According to the poll, 76 percent of teachers reacted positively to the idea of having "one set of educational standards across the country for reading, writing, and math." Good news for Common Core proponents, right? Unfortunately, the other half of Common Core is rigorous testing, and 72 percent of teachers reacted negatively to "standardized computer-based tests to measure all students' performance and progress." When the poll suggested "linking teacher evaluations to their students' Common Core test scores," teachers were horrified: 89 percent didn't like that idea.

Common Core cannot be stripped of standardized testing and still survive. Tests were not some incidental byproduct of the national standards effort; they are an integral part of the package. There will be no way to tell if the standards are working—or if schools are implementing them correctly—if the tests are tossed out but the standards maintained.

Certainly, some teachers merely oppose the tests because they don't want to be held responsible for their students' progress at all.
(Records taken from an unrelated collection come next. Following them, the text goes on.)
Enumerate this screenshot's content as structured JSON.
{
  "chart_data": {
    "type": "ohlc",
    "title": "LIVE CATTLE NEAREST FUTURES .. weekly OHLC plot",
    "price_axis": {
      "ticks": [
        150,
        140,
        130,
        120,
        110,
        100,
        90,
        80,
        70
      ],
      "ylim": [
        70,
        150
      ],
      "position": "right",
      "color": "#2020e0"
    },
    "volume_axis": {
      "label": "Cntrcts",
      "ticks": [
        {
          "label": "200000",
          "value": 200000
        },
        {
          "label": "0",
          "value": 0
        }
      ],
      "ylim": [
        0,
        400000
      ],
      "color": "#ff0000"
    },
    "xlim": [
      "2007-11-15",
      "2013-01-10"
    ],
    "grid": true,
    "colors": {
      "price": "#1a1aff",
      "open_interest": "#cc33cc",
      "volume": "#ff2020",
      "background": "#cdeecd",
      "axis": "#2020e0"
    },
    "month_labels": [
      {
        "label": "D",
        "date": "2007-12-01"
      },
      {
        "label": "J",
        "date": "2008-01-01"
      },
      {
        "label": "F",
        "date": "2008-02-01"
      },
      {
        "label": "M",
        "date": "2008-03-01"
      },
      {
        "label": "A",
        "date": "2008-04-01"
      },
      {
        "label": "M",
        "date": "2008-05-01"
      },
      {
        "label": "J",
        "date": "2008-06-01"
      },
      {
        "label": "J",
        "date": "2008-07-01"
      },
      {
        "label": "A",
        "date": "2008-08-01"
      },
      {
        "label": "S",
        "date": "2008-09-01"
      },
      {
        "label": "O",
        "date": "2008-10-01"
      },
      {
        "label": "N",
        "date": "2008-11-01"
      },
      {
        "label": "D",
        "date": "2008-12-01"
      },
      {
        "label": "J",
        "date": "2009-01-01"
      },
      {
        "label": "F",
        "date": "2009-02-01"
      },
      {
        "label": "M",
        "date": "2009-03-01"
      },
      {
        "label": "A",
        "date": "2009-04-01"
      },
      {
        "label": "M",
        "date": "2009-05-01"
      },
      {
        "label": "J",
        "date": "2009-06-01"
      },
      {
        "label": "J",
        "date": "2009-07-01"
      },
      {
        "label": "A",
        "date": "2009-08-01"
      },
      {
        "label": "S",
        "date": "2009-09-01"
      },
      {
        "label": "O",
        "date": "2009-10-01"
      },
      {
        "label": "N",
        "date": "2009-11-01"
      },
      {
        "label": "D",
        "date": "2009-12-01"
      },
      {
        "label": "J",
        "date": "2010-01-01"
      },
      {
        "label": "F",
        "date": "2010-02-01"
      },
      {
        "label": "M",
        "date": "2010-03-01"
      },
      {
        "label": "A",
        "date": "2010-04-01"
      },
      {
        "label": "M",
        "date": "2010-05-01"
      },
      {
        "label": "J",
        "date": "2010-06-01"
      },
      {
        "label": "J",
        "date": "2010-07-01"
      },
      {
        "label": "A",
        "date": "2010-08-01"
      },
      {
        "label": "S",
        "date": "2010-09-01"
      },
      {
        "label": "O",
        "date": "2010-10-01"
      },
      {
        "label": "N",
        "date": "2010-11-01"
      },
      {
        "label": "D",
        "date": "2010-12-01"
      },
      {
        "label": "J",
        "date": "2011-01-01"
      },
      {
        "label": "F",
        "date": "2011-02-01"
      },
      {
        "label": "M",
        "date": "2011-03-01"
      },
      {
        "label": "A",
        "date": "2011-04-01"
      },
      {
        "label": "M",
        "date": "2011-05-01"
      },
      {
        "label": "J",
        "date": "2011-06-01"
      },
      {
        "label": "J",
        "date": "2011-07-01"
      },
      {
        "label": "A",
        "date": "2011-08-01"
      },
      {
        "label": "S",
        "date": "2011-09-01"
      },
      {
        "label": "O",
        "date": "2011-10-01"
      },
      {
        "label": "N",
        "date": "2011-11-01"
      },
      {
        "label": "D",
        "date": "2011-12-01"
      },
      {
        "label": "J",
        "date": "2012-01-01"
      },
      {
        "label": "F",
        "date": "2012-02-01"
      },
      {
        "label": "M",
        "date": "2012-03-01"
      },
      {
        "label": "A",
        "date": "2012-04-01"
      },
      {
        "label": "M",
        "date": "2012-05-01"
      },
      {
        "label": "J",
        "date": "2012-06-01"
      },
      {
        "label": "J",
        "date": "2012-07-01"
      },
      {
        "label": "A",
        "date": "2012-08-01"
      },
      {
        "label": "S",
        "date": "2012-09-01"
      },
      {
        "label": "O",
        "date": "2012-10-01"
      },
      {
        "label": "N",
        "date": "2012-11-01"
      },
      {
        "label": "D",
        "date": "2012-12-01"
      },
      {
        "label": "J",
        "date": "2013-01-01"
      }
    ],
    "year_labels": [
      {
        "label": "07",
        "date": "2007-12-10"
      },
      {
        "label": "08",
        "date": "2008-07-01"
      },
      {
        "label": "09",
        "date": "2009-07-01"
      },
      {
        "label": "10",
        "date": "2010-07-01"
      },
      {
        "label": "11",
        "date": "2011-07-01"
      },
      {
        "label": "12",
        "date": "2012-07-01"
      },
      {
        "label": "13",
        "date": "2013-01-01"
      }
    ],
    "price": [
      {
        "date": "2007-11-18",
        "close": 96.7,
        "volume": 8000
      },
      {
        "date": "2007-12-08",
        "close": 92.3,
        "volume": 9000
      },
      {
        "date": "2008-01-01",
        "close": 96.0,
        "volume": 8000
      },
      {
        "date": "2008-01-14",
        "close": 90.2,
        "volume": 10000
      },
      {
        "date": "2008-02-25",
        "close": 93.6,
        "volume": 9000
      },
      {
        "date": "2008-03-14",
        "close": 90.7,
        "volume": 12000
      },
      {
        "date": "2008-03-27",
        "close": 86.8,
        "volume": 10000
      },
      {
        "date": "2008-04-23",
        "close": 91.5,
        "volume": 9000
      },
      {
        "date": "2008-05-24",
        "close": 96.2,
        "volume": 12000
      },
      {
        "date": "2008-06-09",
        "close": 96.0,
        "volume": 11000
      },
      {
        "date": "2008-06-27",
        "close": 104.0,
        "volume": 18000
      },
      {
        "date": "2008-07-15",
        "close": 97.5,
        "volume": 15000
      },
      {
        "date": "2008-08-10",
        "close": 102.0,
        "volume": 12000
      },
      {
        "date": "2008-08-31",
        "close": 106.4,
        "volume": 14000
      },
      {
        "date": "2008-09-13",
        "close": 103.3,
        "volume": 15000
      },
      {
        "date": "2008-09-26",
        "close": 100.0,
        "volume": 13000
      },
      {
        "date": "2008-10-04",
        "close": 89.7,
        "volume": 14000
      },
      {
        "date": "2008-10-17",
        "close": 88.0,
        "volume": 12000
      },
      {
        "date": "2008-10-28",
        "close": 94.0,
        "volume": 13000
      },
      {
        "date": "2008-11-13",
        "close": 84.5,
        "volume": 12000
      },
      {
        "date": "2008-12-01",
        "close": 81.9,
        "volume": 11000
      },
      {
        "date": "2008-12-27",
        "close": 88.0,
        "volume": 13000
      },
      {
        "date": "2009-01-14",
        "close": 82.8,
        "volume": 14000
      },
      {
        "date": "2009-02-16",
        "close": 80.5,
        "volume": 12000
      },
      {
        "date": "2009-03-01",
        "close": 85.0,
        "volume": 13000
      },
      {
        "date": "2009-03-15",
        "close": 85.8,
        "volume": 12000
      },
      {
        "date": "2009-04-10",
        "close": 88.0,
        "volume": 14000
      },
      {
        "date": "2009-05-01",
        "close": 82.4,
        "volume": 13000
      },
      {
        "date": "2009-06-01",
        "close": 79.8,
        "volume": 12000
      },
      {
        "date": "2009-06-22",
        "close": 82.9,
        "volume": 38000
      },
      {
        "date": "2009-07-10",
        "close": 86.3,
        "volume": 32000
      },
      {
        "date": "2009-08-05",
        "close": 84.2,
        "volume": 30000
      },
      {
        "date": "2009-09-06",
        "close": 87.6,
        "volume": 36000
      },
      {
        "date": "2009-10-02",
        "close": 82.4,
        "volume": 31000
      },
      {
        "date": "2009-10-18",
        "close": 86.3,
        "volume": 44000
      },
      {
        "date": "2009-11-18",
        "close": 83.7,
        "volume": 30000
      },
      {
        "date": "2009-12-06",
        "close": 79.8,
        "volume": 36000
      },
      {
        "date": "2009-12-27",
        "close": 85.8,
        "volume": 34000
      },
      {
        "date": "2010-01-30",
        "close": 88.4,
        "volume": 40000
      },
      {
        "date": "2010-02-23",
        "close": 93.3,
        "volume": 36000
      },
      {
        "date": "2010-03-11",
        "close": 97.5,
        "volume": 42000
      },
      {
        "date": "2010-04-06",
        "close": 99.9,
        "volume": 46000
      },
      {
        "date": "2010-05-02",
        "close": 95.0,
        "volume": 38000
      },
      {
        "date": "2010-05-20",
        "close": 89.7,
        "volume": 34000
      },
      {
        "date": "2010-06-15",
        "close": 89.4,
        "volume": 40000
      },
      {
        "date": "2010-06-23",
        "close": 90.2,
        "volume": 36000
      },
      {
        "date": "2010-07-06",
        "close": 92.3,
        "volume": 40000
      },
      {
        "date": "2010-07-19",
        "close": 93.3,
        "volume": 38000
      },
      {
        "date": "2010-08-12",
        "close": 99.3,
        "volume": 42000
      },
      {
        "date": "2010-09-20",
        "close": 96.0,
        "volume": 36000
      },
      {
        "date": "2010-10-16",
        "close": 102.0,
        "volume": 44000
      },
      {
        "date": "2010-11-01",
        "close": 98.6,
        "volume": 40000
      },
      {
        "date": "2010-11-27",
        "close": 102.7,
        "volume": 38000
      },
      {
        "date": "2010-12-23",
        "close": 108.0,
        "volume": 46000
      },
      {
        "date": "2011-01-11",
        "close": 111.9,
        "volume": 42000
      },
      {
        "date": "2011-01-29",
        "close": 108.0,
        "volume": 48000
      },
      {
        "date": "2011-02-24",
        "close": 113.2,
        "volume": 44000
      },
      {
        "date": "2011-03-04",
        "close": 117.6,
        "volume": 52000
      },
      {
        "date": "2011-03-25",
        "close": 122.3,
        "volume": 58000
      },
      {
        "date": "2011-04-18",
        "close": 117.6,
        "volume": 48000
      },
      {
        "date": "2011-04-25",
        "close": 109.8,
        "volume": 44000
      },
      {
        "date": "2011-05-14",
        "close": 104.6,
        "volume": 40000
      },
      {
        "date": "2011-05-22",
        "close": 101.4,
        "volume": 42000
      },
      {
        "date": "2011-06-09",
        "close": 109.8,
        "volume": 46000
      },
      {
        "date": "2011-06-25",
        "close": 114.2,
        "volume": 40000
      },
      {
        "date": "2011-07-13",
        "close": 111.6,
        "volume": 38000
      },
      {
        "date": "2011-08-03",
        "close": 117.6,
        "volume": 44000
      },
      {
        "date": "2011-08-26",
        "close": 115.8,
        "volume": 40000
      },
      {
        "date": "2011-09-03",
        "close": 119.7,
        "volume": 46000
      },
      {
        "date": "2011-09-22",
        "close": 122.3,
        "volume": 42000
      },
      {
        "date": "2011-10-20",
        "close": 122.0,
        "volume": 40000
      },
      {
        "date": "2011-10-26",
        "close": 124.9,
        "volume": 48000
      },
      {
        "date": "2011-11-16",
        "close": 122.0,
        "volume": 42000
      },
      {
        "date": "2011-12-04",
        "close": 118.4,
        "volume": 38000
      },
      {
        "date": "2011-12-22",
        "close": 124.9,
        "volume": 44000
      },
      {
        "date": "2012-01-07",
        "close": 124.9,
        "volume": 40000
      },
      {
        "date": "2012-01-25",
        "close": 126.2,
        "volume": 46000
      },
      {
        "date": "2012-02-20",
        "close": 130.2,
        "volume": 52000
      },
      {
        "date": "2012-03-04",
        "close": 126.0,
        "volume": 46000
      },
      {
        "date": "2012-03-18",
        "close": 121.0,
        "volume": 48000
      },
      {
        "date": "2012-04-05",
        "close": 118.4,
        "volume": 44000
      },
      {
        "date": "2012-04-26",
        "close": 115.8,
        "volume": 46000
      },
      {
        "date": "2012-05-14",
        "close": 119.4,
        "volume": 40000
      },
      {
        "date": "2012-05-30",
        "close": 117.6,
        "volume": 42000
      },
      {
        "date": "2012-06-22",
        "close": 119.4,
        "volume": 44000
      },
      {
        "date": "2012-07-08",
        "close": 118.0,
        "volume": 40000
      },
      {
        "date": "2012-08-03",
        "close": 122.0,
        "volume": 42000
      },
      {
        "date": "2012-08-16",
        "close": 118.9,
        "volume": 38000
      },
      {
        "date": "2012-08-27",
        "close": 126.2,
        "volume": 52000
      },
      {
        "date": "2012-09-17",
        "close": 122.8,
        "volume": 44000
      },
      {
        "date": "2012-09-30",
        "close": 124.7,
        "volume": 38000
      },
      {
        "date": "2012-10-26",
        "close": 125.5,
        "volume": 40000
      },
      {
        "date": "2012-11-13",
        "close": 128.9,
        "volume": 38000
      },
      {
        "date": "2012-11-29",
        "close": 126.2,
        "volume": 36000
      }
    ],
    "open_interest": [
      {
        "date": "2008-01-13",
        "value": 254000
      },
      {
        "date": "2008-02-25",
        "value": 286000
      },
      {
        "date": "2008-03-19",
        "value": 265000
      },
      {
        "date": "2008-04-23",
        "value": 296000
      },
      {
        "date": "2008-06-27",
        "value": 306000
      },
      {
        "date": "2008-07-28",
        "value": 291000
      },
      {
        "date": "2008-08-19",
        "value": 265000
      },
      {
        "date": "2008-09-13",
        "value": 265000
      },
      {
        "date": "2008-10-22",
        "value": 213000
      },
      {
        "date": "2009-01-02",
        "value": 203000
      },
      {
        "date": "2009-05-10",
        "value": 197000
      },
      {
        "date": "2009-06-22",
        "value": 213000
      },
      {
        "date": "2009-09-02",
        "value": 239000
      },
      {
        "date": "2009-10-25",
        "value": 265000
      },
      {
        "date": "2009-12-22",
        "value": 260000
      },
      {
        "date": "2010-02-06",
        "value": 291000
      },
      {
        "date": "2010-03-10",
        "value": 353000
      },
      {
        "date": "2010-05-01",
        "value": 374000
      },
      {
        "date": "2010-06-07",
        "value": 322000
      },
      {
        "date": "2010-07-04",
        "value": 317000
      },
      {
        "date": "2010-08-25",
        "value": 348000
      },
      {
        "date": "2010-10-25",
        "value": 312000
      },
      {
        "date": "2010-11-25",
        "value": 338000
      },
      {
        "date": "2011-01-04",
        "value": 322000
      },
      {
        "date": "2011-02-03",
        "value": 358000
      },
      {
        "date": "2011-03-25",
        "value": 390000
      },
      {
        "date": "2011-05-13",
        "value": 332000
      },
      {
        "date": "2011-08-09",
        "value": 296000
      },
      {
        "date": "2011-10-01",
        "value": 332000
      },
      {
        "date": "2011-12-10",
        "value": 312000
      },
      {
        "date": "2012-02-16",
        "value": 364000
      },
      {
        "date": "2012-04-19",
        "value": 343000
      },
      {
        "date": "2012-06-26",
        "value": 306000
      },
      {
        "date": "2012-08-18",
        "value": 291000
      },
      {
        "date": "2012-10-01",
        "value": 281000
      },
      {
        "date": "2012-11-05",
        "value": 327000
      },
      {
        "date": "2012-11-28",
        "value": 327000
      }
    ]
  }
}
That's bad; teacher compensation and evaluation should be based on something tangible, like student achievement, rather than something automatic, like tenure or degree attainment.

But I can't fault teachers who don't want to be held responsible for students' negative test scores when the students clearly don't stand a chance of passing. Haphazard implementation of Common Core means that not all students are absorbing Core-aligned material at the appropriate grades, rendering the tests ill-suited to the task at hand. And how are kindergartners at struggling, cash-strapped, inner-city schools going to pass a computerized exam, no matter how dedicated their teachers are?

One of the main problems of public education is a lack of accountability. There is no way to excise bad teachers from the system, and good teachers have little incentive to stay. Better testing is a perfectly valid solution to deal with that problem. But this test—a test forced on the states by large federal and corporate interests—is clearly creating more problems than it solves.

Incidentally, Common Core tests are so unpopular that some former supporters of the effort have been forced to change course in order to avoid alienting teachers. New York Gov. Andrew Cuomo, who is fighting to keep his governorship, has significantly walked back his pro-Core stances. His Republican opponent, Rob Astorino, is even more opposed to Common Core, and will actually appear on the ballot as the nominee of the "Stop Common Core" party.